Healthy humans' biological clocks operate on a 24-hour sleep-wake cycle. Your body releases cortisol, a hormone that awakens and alerts you as the sun rises in the morning. Another hormone, melatonin, which causes feelings of tiredness, is released by the body when daylight diminishes.

Cell phones, tablets, readers, and computers with backlights emit short-wavelength enhanced light, also referred to as blue light. Blue light, which has been found to lessen or delay the melatonin produced naturally in the evening and lessen sensations of sleepiness, is also emitted by fluorescent and LED lights. 

Slow-wave and rapid-eye-movement (REM) sleep, two phases of the sleep cycle that are essential for cognitive function, can be shortened by this blue light.

Advice for Technology Use at Night

In the hours before night, we advise staying away from computers, smartphones, and other blue light-emitting gadgets. This might not be an option for some people, such as those who work or study at night. The following tips will help you have more restful sleep if you must use one of these gadgets at night.

  • Reduce your use of electronics throughout the day and at night: Using electronics for extended amounts of time during the day can have a negative impact on sleep.  Shorter sleep duration, a later sleep onset, and increased sleep deprivation are common outcomes.
  • Create a screen-free zone in your bedroom: Although many people want to keep a television in their bedroom, doing so is typically not advised due to the potential harm it can do to your sleep. We recommend taking out every electronic item from your bedroom and advising your children to do the same.
  • Dim the bedroom lights: The lux unit measures light intensity. Regular indoor light levels of 100 lux or higher may suppress melatonin generation and disrupt your sleep-wake cycle. A far smaller degree of melatonin generation is impacted by dim indoor lighting.
  • Use the nighttime mode on your devices: Many mobile phones, tablets, and other portable electronic devices have a "nighttime mode" that is more comfortable for your eyes before bed. The best evening modes, according to one study, lower blue light emissions and display brightness levels. If your smartphone does not automatically reduce the brightness in night mode, you should manually dim the display to relieve anxiety at night.

8. Create Comfort

Since embracing anything, even a pillow, can occasionally make you feel secure and comforted, many therapists advise using body pillows. Additionally, body pillows might sometimes reduce pains and help you fall asleep.

A body pillow can be incredibly cozy to cuddle as you nod off because it is made to maintain its shape and can improve your posture. It provides something to focus on and helps you retain a consistent posture rather than tossing and turning.

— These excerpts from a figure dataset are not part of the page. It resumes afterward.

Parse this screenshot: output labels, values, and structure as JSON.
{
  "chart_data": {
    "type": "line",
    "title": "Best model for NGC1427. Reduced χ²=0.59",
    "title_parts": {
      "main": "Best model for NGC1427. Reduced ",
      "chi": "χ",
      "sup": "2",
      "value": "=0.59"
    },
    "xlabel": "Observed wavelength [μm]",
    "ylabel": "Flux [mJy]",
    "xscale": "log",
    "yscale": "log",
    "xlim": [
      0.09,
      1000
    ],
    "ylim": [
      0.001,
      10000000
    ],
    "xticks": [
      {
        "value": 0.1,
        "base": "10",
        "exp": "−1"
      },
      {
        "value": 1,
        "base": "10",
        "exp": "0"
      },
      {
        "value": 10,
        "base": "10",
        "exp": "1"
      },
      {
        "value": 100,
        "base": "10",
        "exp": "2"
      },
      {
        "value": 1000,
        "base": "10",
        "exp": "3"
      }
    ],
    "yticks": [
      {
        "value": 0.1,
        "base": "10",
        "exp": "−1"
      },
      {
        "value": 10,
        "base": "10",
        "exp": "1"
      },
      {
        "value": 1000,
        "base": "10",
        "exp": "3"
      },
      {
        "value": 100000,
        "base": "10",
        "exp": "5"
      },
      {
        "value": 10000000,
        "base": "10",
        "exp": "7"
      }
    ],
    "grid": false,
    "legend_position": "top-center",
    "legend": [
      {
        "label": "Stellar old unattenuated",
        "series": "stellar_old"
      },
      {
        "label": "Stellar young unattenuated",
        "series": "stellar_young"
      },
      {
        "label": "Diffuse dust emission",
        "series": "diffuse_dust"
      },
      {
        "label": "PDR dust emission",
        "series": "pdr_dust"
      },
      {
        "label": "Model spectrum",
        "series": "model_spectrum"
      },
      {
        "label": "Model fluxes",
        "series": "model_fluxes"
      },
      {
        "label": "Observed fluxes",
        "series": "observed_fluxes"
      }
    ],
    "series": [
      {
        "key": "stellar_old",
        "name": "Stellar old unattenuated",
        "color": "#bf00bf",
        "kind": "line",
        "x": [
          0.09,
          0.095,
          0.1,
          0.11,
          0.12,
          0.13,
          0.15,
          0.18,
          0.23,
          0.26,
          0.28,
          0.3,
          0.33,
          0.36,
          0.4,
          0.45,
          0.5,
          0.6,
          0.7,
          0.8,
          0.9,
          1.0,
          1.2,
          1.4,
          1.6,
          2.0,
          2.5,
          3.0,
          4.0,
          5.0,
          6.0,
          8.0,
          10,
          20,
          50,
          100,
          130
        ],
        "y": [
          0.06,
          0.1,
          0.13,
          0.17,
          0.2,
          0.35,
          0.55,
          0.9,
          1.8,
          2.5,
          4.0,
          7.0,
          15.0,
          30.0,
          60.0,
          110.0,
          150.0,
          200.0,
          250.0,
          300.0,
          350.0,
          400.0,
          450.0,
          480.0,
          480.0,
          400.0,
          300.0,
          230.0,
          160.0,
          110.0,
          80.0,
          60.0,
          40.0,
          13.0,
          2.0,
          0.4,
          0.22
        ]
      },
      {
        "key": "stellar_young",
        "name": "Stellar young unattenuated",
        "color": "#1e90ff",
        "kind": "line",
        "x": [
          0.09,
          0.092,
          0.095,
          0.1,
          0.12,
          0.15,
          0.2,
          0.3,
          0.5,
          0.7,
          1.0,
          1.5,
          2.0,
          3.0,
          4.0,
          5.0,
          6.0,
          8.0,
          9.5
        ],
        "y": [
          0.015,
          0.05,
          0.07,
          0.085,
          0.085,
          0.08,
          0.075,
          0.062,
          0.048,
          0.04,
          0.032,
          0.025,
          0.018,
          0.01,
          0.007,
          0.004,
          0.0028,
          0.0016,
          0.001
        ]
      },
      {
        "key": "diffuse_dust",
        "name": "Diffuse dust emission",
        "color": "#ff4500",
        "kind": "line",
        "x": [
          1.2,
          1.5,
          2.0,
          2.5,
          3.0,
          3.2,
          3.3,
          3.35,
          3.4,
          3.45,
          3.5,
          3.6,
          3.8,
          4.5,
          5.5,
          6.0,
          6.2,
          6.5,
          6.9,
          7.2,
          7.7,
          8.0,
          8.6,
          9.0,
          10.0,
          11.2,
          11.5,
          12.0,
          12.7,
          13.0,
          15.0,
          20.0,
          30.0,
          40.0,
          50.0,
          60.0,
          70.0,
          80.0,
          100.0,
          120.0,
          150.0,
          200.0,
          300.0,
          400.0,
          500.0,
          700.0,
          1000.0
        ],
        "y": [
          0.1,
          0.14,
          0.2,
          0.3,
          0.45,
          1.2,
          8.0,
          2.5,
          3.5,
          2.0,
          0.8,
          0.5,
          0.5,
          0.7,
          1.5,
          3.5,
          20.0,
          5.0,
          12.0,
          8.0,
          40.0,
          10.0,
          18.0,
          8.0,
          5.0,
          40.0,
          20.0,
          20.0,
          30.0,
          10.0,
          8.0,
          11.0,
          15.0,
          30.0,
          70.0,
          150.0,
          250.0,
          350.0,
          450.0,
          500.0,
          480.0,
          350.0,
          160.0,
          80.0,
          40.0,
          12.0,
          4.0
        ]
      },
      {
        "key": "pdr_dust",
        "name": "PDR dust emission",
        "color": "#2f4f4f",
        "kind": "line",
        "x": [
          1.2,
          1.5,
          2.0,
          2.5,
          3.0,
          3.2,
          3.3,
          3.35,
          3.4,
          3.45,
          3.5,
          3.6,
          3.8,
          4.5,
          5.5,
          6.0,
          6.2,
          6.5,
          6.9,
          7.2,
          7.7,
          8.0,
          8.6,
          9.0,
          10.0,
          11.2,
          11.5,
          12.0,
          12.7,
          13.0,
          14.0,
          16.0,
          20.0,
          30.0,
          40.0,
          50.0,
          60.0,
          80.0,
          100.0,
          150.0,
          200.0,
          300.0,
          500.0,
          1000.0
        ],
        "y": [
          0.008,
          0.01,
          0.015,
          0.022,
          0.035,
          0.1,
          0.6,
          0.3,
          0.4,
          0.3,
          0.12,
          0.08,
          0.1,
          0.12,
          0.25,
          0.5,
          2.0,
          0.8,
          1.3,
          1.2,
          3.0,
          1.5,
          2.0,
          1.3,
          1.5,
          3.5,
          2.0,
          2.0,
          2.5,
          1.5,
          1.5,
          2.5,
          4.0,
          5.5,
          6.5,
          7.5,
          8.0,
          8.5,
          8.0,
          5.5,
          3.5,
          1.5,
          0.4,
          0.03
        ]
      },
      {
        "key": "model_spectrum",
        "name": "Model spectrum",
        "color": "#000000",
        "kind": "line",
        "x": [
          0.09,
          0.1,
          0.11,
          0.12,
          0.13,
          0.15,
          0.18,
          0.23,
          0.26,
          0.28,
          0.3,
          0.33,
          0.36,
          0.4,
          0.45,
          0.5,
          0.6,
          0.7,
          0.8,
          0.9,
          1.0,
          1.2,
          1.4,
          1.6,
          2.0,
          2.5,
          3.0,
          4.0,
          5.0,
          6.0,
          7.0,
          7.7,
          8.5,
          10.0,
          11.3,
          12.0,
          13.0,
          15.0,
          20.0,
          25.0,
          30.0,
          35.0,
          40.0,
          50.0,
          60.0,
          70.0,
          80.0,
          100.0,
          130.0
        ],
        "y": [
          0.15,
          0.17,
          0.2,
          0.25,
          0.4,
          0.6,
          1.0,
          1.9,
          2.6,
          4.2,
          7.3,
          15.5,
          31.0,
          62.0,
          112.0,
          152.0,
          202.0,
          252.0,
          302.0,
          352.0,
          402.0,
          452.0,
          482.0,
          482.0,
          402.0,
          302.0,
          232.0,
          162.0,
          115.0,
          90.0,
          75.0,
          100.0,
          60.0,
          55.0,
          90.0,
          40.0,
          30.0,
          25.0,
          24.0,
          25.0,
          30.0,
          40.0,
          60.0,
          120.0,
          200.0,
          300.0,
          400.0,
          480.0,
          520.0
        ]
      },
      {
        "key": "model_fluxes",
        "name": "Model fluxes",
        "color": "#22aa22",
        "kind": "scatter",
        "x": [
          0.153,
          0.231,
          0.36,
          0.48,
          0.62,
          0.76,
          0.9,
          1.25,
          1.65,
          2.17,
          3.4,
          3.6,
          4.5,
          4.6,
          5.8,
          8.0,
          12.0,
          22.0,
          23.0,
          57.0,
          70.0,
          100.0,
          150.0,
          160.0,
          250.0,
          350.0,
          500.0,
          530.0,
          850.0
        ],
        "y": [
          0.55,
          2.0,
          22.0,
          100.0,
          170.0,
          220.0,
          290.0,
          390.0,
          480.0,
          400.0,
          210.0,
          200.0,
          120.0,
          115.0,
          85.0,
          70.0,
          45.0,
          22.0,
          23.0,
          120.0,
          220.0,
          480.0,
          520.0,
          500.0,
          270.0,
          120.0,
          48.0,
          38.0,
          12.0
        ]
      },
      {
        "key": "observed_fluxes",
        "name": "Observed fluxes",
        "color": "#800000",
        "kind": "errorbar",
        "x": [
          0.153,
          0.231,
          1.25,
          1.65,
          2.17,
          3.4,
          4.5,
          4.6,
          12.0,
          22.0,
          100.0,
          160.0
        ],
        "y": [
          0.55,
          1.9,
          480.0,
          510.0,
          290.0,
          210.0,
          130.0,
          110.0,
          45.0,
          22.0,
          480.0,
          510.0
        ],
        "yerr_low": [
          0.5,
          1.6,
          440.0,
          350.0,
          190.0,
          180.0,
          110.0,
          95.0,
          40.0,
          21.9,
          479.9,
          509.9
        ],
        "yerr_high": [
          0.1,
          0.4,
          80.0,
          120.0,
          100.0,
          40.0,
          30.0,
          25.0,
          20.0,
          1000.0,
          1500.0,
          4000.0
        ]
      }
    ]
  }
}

Also, invest in a firm mattress and pillows because your body develops pressure points while you sleep on an uncomfortable mattress, which makes you toss and turn. When a firm mattress and pillow support your body and neck's natural curves, it'll keep you cool and at ease as you sleep. 

Use a particular kind of thick blanket called a weighted blanket, often weighing between 5 and 30 pounds. They are renowned for their ability to induce relaxing effects by simulating the hugging sensation through deep pressure stimulation. Weighted blankets have been demonstrated to assist foster emotions of calmness and peace because they can help enhance serotonin and melatonin while lowering cortisol and reducing anxiety at night.

How to Relieve Anxiety at Night: Final Thoughts

Although feeling anxious is common, it becomes problematic when it keeps you from getting enough sleep. An anxiety condition or general unease may be to blame for nervousness at night. What is now known is that anxiety can cause sleeping problems, which can then lead to greater anxiety, creating a vicious cycle.

Lifestyle adjustments and improved sleep hygiene are a great start if anxiety is interfering with your sleep. You can augment these by using natural remedies, creating a calm place for yourself before you rest.

We hope these how for relieving anxiety at night tips can help to decrease your anxiety and make you feel refreshed and well rested in the morning.